I have a unique kind of question that I've been wrapping my brain around. Google is penalizing us with duplicate content because you can access our single blog posts both by going to:
http://www.domain.com/blog/the-post-slug
as well as :
http://www.domain.com/the-post-slug
The option we really want is:
http://www.domain.com/blog/the-post-slug
and if a user or googlebot happens to goto:
http://www.domain.com/the-post-slug
redirect them to:
http://www.domain.com/blog/the-post-slug
I know this is a particular situation, but we have many custom post types in our system. So our structure looks like this.

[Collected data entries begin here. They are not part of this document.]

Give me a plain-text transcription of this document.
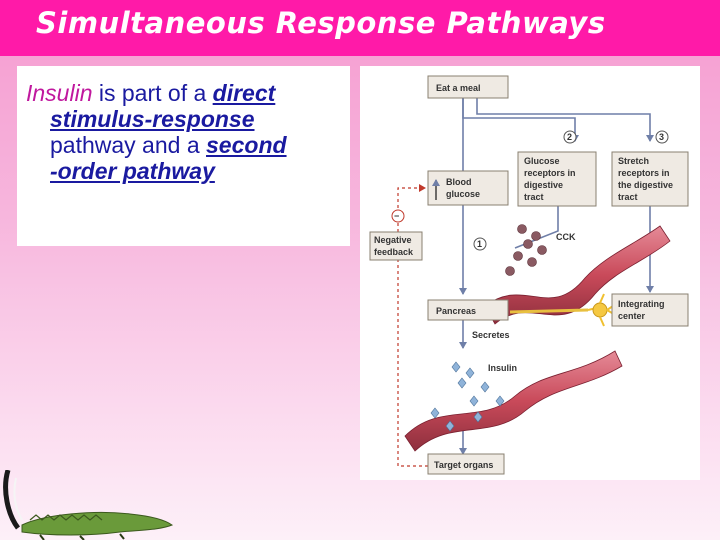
Simultaneous Response Pathways
Insulin is part of a direct
stimulus-response
pathway and a second
-order pathway
Eat a meal
Blood
glucose
Glucose
receptors in
digestive
tract
Stretch
receptors in
the digestive
tract
Negative
feedback
Pancreas
Integrating
center
Target organs
CCK
Secretes
Insulin
1
2	3
−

http://www.domain.com/food/pizza
http://www.domain.com/ice-cream/strawberry
http://www.domain.com/fireworks/bottle-rockets
Ideally, what I would like to do is find some kind of filter that logically checks if the post_type is post and redirect:
http://www.domain.com/the-post-slug
to
http://www.domain.com/blog/post-slug
I tried modifying the register_post_type for the post object, and adding with_front => false and adding blog to the slug, but that doesn't work.
I was able to add /blog/%postname%/ to the permalink structure, and I was successfully able to have a decent structure going that was working, but I got stuck on the taxonomies. When I went to a taxonomy page, I had to goto:
http://www.domain.com/blog/the-taxonomy/flavors
and:
http://www.domain.com/the-taxonomy/flavors
was giving me a 404. So even if I can find a way to make the taxonomies work to where I can do:
http://www.domain.com/the-taxonomy/flavors
that would be awesome! As another side note, I also added with_front to the register_taxonomy, but that was not doing anything either. I even hard flushed the rewrites on all the changes I did.
I know this is a lot, but my brain cannot go any further.. lol
TIA!
Any insight on this?
'rewrite' => array( 'with_front' => false )
is your answer, add your taxonomy registration code to your question if it's not working for you.